The extent to which one's perspective is formed by one's position—physical (spatial) or historical (temporal)—is more generally and perhaps more subtly conveyed in Eureka. For example, Poe writes, “Now, it is clear, not only that what is obvious to one mind may not be obvious to another, but what is obvious to one mind at one epoch, may be anything but obvious, at another epoch, to the same mind” (253). Poe thus explains how it is that even the best minds (presumably even his own) can be wrong over the long term, that epistemés will rupture and be replaced and, consequently, that knowledge is, and must be, periodically “revised.” Poe's epistemological imperative implicitly diminishes truth in some sense, or rather acknowledges its boundaries, for what is contingent is also mutable. Later in Eureka, Poe presents another example of the impact of parallax: “We have no reason to suppose the Milky Way really more extensive than the least of (other) ‘nebulae.’ Its vast superiority in size is but an apparent superiority arising from our position in regard to it … our position in its midst” (276). Poe thus warns against confusing truth with mere appearances or, in this case, imaginings, and intimates the ways in which one's position “in the midst” limits one's knowledge, for it brings certain things to light and leaves others in the shade. This peculiarity of perspective is criticized throughout Pym (most directly perhaps in the ironic pseudo-gloss of the hieroglyph for “to be shady”) and hinted throughout Eureka in the recurrent references, both literal and figurative, to “light” even in the essay's title.

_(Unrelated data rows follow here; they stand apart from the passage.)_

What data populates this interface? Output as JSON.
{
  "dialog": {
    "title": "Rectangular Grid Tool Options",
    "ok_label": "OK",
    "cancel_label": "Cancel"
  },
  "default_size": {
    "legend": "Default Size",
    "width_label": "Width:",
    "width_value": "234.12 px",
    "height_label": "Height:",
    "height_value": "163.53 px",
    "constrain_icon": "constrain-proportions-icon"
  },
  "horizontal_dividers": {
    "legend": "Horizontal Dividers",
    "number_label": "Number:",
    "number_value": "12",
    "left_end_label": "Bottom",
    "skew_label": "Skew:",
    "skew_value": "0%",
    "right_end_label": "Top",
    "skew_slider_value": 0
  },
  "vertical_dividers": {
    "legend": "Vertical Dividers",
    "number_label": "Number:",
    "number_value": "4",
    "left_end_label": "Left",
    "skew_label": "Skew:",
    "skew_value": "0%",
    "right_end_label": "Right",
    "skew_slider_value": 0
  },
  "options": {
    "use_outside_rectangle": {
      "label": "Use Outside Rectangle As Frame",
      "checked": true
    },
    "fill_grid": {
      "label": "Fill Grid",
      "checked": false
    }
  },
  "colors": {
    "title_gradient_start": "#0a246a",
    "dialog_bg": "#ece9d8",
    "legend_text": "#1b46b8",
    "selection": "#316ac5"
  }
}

Much has been written to suggest that both Pym and Eureka are examples of Poe's literary hoaxing. In the novel, the prefatory and final notes as well as various aporias throughout the narrative proper have encouraged such criticism.12 Perhaps, as Paul Rosenzweig has suggested, “Mr. Poe seems all too ready to see everything as a fiction,”13 for such textual games are as much a part of the cosmological “prose-poem” as they are of the novel. Eureka's most significant gesture toward fiction, however, is the text's climactic allusion to the Universe as “a plot of God” (292) in which the indefinite pronoun “a” betrays the inability of language—even the Logos—to express ultimate singularity, oneness, unity, truth. Hence in Eureka, Poe paradoxically implies that there is more than one universe, hence more than one truth. The text's climactic image of “universal” plurality within ultimate “unity” provocatively suggests that there may even be more than one God:
[In] the still more awful Future … the worlds of that day will be immeasurably greater than our own. Then, indeed, amid unfathomable abysses, will be glaring unimaginable suns. But all this will be merely a climactic magnificence forboding the great End. Of this End the new genesis described can be but a very partial postponement. While undergoing consolidation, the clusters themselves … rushing towards their own general centre … and … with their spiritual passion for oneness … flash, at length, into a common embrace. The inevitable catastrophe is at hand.
(304)
There is a sense in which the visionary “dénouement,” the end of space and time which Poe proposes in this passage, intimates a “plot” of God against his own Creation.14 Reference to “abysses,” to “the great End,” and to “catastrophe” have prompted a number of apocalyptic readings of the text. G. R. Thompson has argued, for example, that in Eureka Poe envisions the universe as a “work of art which refers to nothing outside itself—indeed, which is a façade for the Nothingness from which it is evoked” (299). What Thompson seems to miss, however, is that Poe does not himself equate “unity” with “nothingness.” Moreover, Poe anticipates and confronts such criticism when he writes: “In sinking into Unity, [the universe] will sink at once into that Nothingness which, to all finite perception, Unity must be—into that Material Nihility from which alone we can conceive it to have been evoked—to have been created by the Volition of God” (306; Poe's emphasis). As he does throughout the text of Eureka, Poe argues here that the kind of originative “nothingness” which he posits as the creative impetus of the world is simply and radically incomprehensible to human beings, who must resort to what truths we can conceive when faced with the “unfathomable.”15 Poe reasons that “nothingness” is the word we give to the radically unknown and attribute to it all of the negativity we associate with our image of absolute nothingness. Thus, in Eureka, and perhaps in Pym as well, “Poe takes cosmic contraction, decay, and involution and applies it to our striving after the infinite,”16 and in the climactic moments of both texts, the impotence of “plot” and “plotter” (play and player) is revealed.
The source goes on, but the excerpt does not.